Deux crèches à la cathédrale du Puy

Cette année, la cathédrale du Puy propose deux crèches à ses visiteurs. En France, la tradition des crèches dans les églises a été interrompue par la Révolution. Elle fut relancée quand le christianisme cessa d’être persécuté et ce furent, en particulier, les provençaux qui se firent les propagateurs de leur crèche traditionnelle.
La première crèche
Elle attend le visiteur en haut des grands escaliers de la cathédrale. C’est un vaste tableau qui s’inspire des icônes orientaux de la Nativité.
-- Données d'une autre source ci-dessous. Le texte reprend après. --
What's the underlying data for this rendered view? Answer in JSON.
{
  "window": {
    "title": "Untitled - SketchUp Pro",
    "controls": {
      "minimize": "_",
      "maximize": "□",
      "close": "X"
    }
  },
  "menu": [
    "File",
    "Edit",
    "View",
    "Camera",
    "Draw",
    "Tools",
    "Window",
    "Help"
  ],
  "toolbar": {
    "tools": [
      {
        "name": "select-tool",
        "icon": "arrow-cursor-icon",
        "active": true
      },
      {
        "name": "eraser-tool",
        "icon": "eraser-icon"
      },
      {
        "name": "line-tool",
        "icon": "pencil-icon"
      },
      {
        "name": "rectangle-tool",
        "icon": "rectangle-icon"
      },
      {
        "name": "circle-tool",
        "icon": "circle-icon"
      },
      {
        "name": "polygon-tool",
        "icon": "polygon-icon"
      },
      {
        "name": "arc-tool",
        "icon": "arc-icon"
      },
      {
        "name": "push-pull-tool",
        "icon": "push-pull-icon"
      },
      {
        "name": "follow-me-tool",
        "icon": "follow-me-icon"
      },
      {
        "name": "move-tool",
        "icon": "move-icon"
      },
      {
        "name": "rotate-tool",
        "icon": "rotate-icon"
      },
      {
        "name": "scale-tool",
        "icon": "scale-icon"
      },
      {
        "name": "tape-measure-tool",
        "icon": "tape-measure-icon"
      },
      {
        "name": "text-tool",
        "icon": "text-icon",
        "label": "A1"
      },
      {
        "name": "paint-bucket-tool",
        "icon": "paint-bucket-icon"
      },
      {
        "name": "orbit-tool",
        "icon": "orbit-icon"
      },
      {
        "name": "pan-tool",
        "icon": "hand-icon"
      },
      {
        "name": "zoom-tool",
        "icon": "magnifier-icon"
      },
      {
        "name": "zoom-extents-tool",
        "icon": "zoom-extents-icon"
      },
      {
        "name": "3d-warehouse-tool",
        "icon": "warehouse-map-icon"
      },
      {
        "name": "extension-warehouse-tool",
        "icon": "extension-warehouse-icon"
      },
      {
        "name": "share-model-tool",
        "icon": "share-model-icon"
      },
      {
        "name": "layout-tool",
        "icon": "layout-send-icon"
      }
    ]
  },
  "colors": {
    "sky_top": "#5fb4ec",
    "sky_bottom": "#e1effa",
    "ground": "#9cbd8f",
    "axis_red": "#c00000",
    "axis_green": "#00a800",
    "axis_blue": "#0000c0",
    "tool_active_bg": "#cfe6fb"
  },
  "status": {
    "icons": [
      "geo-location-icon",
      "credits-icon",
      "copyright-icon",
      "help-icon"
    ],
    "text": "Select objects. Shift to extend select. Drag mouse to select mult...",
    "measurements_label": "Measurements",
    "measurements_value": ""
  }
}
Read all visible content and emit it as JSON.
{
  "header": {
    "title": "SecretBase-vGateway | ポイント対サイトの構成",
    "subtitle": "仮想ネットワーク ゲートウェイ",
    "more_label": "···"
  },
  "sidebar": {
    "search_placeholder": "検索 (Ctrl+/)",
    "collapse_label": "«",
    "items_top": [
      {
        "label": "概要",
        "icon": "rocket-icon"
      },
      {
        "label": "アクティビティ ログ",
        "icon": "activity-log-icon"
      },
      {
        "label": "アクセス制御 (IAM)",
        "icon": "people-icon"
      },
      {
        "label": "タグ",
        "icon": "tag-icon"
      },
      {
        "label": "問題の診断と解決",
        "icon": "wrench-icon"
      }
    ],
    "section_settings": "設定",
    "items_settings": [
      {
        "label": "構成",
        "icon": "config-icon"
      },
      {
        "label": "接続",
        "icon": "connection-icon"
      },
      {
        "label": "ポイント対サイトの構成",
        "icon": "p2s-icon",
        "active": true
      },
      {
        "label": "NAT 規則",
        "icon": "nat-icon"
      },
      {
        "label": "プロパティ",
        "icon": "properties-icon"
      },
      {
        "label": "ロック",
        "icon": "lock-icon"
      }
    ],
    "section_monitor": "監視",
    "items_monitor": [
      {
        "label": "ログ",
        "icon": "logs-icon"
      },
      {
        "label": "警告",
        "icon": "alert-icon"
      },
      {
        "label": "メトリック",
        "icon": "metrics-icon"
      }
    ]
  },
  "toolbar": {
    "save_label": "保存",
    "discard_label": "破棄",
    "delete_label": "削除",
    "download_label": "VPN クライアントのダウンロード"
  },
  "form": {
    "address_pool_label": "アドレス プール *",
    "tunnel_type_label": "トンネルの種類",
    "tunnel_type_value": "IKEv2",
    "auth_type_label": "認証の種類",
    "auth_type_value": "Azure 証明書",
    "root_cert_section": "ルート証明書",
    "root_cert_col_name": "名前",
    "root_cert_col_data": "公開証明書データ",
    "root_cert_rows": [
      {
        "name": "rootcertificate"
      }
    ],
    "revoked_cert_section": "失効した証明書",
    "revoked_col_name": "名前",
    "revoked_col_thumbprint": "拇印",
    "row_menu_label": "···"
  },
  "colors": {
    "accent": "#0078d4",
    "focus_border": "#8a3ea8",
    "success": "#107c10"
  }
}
Il a été réalisé par Dany Gérentes d’Araules pour la paroisse d’Yssingeaux qui a accepté de s’en dessaisir cette année au profit de la cathédrale du Puy. Cette pratique de disposer une crèche a l’extérieur de l’église est très courante en Italie ou aux États-Unis : elle veut signifier que le message de Noël est adressé à tout "homme et femme de bonne volonté", même à ceux qui ne franchissent pas ordinairement les portes des églises. D’autres édifices religieux agissent ainsi (voir au Puy l’église Saint-Laurent par exemple). Ce veut également être un témoignage de l’origine et du sens vrai de la fête de Noël.

La seconde crèche
A l’intérieur de l’église reprend les personnages créés il y a quelques années par l’artiste Marie-Madeleine Kaeppelin pour la cathédrale du Puy. Le décor a toutefois été repensé pour offrir plus d’ampleur à ces santons de grande qualité. Le paysage s’ouvre sur une représentation des grands escaliers de la cathédrale employés par tous les pèlerins qui prennent leur départ en direction de Saint-Jacques. Chaque chrétien est invité à devenir pèlerin en partant de la crèche pour être témoin de l’amour de Dieu qui a visité son Peuple. L’étoile des mages et celle de Compostelle invitent à ce départ à la rencontre de Dieu et du prochain. La tradition rapporte qu’une des premières crèches aurait été réalisée par saint François d’Assise à Greccio (Italie). Il s’agissait d’une crèche vivante où les différents personnages (Marie, Joseph, l’enfant Jésus, les bergers, les mages…) étaient joués par les habitants du village entourés par de vrais animaux.